Both Southergill and McCarroll believe there’s a tendency to underestimate the diversity of writing done in different departments, and that it’s important to note that all disciplines engage in writing in some form. They strive to communicate this across campus in order to attract a wide variety of faculty and disciplines to partake in the program.
“There’s a writing component in every field,” McCarroll said. “This initiative cannot take place in just one department. It actually has to be writing across the curriculum and be built across departments. The reality is most people are already incorporating writing into the classroom. The challenge, however, is talking with and helping them realize that they’re doing so.”
According to McCarroll, one of the loftiest goals of the Writing Fellows program is to create a culture of writing at Clemson and build on the intellectual community and previously established Writing Across the Curriculum initiative.
“We’re benefiting from the exciting, engaging conversations that happened then and expanding upon them with this program, McCarroll said. “To have a program that can jump from discipline to discipline is part of what makes the Writing Fellows program so exciting and so much a part of Writing Across the Curriculum,” she said.
Associate professor of political science Jeff Fine and his honors course participate in the Writing Fellows program, which Fine says has been a great experience.

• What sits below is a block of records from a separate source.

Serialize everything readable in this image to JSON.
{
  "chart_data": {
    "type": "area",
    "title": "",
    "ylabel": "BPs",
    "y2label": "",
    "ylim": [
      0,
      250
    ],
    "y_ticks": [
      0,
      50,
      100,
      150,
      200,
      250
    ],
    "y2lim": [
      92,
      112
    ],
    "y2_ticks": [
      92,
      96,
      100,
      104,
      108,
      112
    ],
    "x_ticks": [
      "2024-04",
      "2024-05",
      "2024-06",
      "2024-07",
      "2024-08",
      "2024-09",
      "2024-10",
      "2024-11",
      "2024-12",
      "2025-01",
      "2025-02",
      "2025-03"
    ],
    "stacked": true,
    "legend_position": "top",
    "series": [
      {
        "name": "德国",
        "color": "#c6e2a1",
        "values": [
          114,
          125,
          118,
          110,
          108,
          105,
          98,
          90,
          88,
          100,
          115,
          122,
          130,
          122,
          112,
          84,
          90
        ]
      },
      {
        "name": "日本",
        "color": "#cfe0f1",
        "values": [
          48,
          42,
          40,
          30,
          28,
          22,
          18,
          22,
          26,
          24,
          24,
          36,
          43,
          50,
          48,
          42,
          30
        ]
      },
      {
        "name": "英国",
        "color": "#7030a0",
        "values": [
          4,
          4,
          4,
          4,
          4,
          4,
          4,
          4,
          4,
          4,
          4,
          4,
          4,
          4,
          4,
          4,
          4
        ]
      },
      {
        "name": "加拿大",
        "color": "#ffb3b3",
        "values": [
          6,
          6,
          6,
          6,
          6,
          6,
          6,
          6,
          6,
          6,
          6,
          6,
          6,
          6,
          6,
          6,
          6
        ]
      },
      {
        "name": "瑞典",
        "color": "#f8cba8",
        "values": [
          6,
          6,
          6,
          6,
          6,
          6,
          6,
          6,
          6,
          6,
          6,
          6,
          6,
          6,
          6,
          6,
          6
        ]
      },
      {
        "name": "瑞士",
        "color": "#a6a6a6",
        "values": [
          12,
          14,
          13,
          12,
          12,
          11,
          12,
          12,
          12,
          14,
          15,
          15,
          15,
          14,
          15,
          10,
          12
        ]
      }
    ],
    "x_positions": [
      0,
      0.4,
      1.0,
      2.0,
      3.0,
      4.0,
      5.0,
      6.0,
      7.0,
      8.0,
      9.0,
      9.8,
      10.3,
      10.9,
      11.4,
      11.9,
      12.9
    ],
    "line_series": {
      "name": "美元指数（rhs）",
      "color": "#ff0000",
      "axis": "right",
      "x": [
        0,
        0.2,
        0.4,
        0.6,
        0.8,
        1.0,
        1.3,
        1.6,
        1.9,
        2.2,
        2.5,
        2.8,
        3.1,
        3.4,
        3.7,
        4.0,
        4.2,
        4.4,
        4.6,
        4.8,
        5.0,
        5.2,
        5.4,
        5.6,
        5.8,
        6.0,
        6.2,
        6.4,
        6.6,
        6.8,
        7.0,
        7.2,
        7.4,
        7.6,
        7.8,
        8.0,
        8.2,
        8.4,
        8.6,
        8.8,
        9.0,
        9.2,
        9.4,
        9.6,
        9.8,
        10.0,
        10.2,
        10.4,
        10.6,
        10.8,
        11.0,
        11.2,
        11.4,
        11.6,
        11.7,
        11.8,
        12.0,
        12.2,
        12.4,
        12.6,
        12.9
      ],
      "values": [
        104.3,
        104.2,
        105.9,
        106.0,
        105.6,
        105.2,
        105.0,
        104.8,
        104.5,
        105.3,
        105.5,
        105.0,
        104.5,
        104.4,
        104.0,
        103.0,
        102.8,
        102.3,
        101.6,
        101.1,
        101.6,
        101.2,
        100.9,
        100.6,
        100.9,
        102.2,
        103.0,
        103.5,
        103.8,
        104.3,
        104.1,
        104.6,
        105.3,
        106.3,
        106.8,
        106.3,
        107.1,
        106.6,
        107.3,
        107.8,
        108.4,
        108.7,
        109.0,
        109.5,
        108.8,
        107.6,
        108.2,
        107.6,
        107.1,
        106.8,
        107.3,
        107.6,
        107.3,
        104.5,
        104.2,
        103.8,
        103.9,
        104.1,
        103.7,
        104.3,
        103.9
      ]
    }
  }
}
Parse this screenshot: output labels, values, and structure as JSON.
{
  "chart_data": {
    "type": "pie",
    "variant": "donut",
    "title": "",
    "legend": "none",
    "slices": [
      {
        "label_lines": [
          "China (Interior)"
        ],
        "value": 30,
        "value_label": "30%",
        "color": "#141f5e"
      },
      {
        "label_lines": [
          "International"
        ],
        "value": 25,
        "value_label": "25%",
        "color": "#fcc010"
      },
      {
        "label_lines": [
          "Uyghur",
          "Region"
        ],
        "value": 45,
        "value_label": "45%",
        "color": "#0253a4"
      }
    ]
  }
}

“The Writing Fellow assigned to my class has been instrumental in helping the students develop their arguments, with the students making marked improvement from the initial draft to the final product,” Fine said. “This is the single best batch of papers that I have received since arriving at Clemson over eight years ago, and I see the high quality of the students’ papers as directly attributable to the Writing Fellows process.”
Southergill believes the immediate impact of the Writing Fellows program will only continue to grow as the program expands and says that Clemson is already seeing good early indicators of its greater impact.
“There’s a time that I imagine,” McCarroll said, “that all Clemson students are sitting in the library, working with one another together as peers. What happens in the Writing Center and within the Writing Fellows program can, and will, be a model for that.”
The Writing Fellows program continues to expand thanks to the support of the Department of English, The Pearce Center for Professional Communication, and Calhoun Honors College and “represents the next generation of Clemson’s longstanding commitment to excellence in Writing Across the Curriculum and Writing in the Disciplines,” LeMahieu said. “The program complements faculty development initiatives through a focus on students.”